Six states were affected by some 160 tornadoes. News outlets are calling it the worst U.S. natural disaster since Hurricane Katrina in 2005, which killed 1,800 people. The swath of destruction comes on top of several other storms and mini tornadoes that ruined homes and business in the same regions just 10 days ago.
Also, as we’ve seen many times before, self-storage operators are offering their services and support to those in need in these communities. This week, U-Haul announced two of its locations are offering free storage to people affected in St. Louis, Mo., Paducah, Ky., and in Memphis. I’m sure many more will follow, just as they have in the past.
In fact, there’s no shortage of self-storage operators across the country—and worldwide, really—that step up when their communities need them most. Every week, ISS posts several news items about operators who have collected money, donated items, or supported a school or another local charity.

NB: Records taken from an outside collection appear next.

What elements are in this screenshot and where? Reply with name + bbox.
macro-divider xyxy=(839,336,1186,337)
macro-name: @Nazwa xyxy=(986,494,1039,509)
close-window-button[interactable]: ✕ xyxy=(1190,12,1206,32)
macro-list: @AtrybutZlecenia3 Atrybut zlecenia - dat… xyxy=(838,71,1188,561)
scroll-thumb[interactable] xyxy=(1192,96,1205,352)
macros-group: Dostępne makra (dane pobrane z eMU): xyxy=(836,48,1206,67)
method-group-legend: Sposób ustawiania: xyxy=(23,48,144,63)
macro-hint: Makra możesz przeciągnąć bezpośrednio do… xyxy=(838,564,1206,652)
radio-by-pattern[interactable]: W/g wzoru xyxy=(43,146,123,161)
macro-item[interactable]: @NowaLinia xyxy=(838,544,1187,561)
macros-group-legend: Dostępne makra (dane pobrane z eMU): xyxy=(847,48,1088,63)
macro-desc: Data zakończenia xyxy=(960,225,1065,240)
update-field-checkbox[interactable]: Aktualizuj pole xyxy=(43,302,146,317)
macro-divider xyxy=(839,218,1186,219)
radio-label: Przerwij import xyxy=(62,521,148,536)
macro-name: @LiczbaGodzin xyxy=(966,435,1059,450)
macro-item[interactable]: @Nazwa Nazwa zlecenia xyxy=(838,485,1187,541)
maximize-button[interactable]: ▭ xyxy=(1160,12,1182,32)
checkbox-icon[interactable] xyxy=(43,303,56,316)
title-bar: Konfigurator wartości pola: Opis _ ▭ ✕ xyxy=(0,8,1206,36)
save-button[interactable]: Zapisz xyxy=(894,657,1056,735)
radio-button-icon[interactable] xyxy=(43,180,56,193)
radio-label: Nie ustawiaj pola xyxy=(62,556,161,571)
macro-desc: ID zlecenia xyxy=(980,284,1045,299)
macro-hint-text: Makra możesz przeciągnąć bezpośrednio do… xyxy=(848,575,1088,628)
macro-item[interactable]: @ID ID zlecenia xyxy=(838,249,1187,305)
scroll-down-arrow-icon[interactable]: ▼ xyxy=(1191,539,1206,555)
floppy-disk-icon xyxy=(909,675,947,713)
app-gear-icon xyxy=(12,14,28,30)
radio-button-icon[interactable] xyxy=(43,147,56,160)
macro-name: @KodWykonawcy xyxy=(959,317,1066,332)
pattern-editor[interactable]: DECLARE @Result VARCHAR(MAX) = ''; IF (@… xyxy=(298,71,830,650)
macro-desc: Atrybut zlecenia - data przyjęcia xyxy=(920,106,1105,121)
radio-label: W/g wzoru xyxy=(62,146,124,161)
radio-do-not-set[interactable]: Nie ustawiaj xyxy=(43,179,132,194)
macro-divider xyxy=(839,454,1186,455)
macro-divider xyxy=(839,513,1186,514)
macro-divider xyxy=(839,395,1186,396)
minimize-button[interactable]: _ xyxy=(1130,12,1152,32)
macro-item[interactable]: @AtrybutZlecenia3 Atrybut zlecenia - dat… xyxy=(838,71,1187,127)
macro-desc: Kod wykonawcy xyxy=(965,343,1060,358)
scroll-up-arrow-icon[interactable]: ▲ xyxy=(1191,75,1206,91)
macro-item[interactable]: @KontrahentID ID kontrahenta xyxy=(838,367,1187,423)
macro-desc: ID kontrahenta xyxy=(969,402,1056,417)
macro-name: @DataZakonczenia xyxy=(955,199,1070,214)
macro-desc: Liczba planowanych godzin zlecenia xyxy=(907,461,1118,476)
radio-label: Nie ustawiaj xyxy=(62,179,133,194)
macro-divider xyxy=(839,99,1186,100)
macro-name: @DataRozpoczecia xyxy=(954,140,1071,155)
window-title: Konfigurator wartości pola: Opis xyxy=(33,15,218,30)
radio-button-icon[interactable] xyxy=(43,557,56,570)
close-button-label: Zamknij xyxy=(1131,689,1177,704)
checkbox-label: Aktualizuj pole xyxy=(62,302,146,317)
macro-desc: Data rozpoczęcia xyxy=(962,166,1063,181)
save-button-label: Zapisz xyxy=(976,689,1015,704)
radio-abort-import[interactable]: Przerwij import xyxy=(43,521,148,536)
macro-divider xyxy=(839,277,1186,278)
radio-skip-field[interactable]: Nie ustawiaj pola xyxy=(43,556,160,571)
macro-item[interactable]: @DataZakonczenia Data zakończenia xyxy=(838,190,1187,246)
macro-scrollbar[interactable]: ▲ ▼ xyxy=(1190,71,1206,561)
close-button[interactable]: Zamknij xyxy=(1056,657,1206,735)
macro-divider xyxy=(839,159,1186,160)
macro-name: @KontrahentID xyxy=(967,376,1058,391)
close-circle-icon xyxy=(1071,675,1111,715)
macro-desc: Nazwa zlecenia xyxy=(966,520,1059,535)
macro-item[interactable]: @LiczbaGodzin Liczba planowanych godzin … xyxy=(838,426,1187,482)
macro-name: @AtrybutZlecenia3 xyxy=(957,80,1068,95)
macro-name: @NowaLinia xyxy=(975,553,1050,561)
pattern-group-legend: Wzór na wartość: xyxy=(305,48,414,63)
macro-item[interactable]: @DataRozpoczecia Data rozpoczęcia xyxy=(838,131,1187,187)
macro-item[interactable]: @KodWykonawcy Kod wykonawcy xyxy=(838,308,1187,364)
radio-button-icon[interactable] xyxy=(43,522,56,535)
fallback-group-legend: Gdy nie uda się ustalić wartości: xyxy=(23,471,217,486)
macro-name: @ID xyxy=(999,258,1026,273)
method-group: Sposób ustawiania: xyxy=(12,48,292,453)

While we all know doing these things is good PR, I truly believe these operators see it as more than just another marketing strategy. In fact, the Self-Storage Talk community, which has more than 4,000 self-storage managers, owners and other industry professionals, always express their concern when devastation strikes. We saw it a year ago after the Haiti earthquake, during the California wildfires, and this week after the tornadoes.
In a thread titled Tornadoes Spring 2011, Gina6K kicked off the sentiments with a post that included this line, “I hope all of our SST members survived unscathed as well. Our hearts and prayers are with everyone in the destruction zones.” The post was followed by several other well-wishers.